Jo se dévoua jour et nuit à sa soeur ; ce n'était pas une chose pénible, car Beth était très patiente, et, tant qu'elle put se consoler, elle supporta sa douleur sans se plaindre ; mais il arriva un moment où, pendant les accès de fièvre, elle commença à parler d'une voix creuse et brisée, à jouer sur la couverture de son lit comme sur son piano bien-aimé, et à essayer de chanter avec une gorge tellement enflée, qu'elle ne pouvait se faire entendre. Un temps vint où elle ne reconnaissait plus les figures familières qui l'entouraient, et où elle appelait sa mère d'un ton désespéré. Alors Jo s'effraya. Meg supplia Hannah de lui laisser écrire la vérité à sa mère, et Hannah elle-même dit « qu'elle y penserait, quoiqu'il n'y eût pas de danger. » Une lettre de Washington ajouta encore à leur douleur ; M. Marsch avait eu une rechute, et Mme Marsch ne pouvait penser revenir avant longtemps.
Comme les jours paraissaient sombres maintenant ! Que la maison semblait lugubre, et combien les trois soeurs étaient désolées, pendant que l'ombre de la mort planait sur la famille si joyeuse autrefois ! Ce fut alors que Meg, cousant toute seule en pleurant sur son ouvrage, vit, en comparant le passé au présent, combien elle avait été heureuse jusque-là. Ce fut alors que Jo, vivant dans la chambre obscure avec sa petite soeur souffrante devant les yeux, et sa voix touchante dans les oreilles, apprit à voir, dans son plein, la beauté morale et la douceur de l'angélique nature de Beth, à sentir quelle place profonde elle tenait dans tous les coeurs, et à reconnaître l'inestimable mérite du caractère de Beth, dont l'ambition désintéressée était de vivre pour les autres et de rendre sa famille heureuse.
Amy, dans son exil, désirait ardemment revenir travailler pour Beth. Elle sentait maintenant qu'aucun service ne serait difficile ou ennuyeux, et se rappelait, avec une douleur pleine de regret, combien de ses devoirs, négligés par elle, sa soeur dévouée avait remplis à sa place.
Laurie hantait la maison comme une âme en peine, et M. Laurentz ferma à clef son piano à queue. Il ne pouvait pas supporter qu'un autre fit de la musique quand la petite voisine, qui lui rendait ses soirées si agréables, n'en pouvait faire. Chacun regrettait Beth ; la laitière, le boulanger, le boucher et l'épicier demandaient de ses nouvelles. La pauvre Mme Hummel vint en pleurant demander pardon de l'avoir rendue involontairement malade ; les voisins lui envoyèrent toute sorte de choses et de bons souhaits, et même ceux qui la connaissaient le mieux furent surpris de voir combien d'amis la timide Beth s'était faits.

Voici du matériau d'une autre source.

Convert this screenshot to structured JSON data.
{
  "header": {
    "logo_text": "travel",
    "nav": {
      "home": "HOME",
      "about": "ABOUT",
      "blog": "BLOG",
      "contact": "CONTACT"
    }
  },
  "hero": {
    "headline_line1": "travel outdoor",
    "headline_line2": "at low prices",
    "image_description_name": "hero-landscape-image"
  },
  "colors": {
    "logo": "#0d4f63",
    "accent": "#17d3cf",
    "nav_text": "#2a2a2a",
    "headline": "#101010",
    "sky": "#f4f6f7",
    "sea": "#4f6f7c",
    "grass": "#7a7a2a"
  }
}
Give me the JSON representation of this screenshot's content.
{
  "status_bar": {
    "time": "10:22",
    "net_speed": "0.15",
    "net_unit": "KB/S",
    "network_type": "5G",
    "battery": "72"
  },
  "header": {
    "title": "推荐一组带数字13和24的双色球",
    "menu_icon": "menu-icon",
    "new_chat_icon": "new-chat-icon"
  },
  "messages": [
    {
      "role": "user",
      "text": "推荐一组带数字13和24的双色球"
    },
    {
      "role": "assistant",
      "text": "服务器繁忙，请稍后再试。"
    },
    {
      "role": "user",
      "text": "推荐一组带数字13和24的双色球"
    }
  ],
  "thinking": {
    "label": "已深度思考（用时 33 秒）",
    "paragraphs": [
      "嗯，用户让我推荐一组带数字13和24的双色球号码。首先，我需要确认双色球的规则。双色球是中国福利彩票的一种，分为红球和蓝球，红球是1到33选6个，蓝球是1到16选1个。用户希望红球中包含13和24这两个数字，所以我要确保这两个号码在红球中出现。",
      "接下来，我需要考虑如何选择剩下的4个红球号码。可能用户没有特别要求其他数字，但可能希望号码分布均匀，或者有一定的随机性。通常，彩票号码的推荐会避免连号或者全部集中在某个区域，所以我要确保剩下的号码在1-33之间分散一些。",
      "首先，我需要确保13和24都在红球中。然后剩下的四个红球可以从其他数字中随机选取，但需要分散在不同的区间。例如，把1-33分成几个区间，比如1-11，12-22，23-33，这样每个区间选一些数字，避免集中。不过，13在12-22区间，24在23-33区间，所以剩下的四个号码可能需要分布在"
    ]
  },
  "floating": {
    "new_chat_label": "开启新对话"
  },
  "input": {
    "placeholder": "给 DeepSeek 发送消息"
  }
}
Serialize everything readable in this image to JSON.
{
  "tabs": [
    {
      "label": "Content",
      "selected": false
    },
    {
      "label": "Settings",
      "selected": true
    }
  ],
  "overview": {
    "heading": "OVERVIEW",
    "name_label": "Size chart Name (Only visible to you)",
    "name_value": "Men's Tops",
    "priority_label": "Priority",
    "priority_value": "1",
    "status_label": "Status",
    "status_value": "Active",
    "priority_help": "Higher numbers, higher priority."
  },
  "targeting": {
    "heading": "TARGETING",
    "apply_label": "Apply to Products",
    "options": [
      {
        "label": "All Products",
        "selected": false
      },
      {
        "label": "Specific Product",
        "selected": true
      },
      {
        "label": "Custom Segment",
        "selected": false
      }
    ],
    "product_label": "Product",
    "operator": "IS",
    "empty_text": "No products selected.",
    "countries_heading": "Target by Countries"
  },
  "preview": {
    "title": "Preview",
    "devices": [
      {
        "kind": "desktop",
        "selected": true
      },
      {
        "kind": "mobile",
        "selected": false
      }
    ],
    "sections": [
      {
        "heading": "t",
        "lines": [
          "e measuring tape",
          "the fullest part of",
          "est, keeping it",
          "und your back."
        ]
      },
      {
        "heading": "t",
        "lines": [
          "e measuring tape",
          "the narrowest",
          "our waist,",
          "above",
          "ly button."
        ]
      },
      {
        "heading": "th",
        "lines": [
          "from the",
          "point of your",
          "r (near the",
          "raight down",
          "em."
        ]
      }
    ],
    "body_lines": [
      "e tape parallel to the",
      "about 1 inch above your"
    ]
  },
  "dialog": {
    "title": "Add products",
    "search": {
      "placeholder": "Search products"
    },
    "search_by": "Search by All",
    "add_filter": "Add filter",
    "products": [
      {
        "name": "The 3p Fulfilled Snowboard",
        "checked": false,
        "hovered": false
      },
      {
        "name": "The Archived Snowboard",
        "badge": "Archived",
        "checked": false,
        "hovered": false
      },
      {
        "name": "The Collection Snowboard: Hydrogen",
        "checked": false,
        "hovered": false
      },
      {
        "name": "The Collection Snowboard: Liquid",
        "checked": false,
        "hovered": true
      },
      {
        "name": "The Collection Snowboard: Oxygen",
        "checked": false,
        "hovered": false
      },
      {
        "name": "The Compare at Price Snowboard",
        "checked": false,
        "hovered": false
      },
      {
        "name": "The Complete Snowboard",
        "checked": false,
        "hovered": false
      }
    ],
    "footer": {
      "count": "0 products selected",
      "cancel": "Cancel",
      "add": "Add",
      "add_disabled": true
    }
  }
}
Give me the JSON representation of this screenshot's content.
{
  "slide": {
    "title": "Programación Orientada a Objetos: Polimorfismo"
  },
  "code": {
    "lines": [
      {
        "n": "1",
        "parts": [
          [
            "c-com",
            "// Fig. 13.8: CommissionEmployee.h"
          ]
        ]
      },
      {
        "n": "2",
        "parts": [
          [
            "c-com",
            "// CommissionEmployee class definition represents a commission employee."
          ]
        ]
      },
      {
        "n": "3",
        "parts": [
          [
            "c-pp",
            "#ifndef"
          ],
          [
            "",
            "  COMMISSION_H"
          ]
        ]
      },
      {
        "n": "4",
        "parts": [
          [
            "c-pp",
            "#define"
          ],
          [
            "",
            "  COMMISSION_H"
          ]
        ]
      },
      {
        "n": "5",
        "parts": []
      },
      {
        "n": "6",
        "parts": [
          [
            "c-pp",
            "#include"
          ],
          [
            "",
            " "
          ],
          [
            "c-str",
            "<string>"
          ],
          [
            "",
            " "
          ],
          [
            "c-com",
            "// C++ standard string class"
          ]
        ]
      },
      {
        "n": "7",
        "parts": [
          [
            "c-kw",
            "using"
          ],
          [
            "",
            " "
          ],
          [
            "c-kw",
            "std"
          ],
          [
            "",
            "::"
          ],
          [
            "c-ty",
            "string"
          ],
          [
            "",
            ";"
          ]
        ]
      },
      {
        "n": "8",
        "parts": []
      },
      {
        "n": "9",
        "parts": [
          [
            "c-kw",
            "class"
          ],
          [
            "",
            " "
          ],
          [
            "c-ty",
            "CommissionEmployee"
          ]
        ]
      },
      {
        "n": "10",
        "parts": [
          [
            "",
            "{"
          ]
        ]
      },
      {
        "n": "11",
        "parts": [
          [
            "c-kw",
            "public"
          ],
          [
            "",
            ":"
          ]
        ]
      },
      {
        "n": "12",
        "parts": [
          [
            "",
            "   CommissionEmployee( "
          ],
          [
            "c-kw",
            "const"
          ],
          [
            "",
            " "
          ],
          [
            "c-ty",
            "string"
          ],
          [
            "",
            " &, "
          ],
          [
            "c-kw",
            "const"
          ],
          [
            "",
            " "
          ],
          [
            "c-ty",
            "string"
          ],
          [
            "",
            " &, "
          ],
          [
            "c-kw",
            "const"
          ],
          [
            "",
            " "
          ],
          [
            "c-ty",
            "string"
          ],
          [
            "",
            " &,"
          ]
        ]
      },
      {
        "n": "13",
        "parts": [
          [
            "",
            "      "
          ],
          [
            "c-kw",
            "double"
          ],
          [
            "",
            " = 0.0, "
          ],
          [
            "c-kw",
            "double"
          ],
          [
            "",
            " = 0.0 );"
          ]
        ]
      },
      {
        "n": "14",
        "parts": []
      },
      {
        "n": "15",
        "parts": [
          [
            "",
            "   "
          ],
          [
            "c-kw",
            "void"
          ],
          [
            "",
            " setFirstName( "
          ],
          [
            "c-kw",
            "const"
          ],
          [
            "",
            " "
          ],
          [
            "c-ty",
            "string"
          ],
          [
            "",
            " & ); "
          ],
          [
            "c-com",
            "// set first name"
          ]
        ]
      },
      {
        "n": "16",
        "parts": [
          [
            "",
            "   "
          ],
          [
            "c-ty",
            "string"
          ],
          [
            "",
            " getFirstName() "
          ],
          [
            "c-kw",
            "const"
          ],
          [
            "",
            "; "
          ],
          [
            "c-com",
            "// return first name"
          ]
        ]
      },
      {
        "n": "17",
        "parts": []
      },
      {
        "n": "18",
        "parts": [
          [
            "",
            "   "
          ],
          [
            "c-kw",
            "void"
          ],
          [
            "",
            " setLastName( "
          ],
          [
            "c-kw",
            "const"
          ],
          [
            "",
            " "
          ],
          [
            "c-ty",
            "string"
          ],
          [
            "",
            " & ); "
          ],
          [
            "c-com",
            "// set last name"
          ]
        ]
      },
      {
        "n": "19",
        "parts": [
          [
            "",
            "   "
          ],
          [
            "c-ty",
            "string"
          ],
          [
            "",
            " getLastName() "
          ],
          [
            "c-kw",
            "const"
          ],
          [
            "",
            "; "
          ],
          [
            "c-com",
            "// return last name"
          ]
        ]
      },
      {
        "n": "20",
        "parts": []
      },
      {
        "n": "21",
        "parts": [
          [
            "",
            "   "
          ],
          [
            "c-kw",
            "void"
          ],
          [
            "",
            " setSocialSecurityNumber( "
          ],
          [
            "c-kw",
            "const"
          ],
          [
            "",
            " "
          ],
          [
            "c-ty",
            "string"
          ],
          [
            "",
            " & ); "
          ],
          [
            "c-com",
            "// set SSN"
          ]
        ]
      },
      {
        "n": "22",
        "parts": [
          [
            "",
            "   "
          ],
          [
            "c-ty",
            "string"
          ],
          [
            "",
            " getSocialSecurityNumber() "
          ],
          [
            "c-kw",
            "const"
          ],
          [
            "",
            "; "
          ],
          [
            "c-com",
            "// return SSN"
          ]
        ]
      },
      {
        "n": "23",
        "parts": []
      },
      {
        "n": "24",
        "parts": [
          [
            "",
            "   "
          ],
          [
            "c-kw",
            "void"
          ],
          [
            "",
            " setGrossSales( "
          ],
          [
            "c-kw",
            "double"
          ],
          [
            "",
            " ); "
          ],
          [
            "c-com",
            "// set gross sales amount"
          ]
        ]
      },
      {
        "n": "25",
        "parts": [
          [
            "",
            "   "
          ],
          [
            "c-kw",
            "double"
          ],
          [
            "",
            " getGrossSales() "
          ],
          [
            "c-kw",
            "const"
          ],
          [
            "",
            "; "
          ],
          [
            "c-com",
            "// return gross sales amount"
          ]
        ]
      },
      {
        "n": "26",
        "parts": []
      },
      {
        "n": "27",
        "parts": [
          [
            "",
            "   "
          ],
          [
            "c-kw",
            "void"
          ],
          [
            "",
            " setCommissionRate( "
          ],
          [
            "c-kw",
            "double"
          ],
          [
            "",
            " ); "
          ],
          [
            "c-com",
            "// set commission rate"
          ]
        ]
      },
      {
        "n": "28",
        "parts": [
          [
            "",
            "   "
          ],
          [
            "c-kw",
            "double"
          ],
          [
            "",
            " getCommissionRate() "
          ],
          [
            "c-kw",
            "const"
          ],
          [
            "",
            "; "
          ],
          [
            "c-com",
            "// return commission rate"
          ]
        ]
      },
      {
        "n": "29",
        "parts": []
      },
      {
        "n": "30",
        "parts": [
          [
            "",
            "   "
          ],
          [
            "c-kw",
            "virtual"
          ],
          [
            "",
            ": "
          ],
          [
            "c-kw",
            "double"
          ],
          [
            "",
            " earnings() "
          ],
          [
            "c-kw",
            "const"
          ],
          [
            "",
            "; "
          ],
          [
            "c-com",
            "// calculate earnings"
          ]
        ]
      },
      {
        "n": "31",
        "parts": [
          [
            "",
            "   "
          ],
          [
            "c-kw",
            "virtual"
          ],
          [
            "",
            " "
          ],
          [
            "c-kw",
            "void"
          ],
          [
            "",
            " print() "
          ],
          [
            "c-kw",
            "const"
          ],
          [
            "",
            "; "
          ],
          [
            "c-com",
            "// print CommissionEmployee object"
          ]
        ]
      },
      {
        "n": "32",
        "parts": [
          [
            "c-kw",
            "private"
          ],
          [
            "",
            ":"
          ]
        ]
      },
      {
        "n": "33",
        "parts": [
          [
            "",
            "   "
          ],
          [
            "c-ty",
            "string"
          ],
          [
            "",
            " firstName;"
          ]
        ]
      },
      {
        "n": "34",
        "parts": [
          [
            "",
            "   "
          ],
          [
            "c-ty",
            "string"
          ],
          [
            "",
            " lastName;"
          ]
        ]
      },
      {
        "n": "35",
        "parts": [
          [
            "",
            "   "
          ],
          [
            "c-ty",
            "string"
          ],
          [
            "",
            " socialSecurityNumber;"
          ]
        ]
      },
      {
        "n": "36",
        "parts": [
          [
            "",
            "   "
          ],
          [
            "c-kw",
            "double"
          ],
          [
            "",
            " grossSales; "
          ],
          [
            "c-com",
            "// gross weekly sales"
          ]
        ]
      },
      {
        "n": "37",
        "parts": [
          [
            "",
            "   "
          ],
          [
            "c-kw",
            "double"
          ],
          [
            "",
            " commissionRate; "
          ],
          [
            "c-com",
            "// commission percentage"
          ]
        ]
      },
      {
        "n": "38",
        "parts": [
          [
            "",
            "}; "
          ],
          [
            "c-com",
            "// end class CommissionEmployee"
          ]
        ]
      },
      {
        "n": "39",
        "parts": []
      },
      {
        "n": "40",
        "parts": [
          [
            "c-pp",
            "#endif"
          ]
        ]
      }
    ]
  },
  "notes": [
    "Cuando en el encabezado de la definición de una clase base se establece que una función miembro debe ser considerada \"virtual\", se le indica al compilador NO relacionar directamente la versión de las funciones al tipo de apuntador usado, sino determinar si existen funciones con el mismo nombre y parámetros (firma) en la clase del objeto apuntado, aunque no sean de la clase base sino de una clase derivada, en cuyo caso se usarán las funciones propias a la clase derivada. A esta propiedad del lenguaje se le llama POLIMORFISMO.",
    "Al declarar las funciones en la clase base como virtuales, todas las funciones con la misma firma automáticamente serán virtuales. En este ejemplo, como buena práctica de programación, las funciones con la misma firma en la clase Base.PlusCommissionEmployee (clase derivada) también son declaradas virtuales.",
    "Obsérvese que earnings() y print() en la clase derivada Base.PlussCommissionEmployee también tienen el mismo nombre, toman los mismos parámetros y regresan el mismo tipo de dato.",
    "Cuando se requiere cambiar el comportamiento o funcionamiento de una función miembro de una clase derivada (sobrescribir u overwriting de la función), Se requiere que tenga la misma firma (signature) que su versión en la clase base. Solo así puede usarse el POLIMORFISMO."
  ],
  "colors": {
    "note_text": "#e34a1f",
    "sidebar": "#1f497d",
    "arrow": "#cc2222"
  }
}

Pendant ce temps-là, elle était couchée avec la vieille Joanna, sa poupée favorite, à côté d'elle, car, même lorsqu'elle avait le délire, elle n'oubliait pas sa première protégée. Elle aurait bien voulu avoir ses chats ; mais elle refusait de les prendre, de peur de les rendre malades, et, dans ses moments de tranquillité, elle était remplie d'anxiété pour Jo. Elle envoyait des messages à Amy, chargeait ses soeurs de dire à sa mère qu'elle lui écrirait bientôt, et demandait souvent du papier et un crayon pour essayer de dire un mot à son père, afin qu'il ne crût pas qu'elle le négligeait. Mais bientôt elle perdit tout à fait connaissance. Elle restait à se retourner dans son lit en murmurant des paroles incohérentes, ou tombait dans un sommeil de plomb qui ne lui apportait aucun repos. Le docteur Banks venait la voir deux fois par jour ; il n'avait jamais vu une scarlatine si intense. Hannah ne se couchait plus ; Meg avait dans son pupitre un télégramme prêt à être envoyé, et Jo ne s'éloignait pas une minute du lit de sa soeur.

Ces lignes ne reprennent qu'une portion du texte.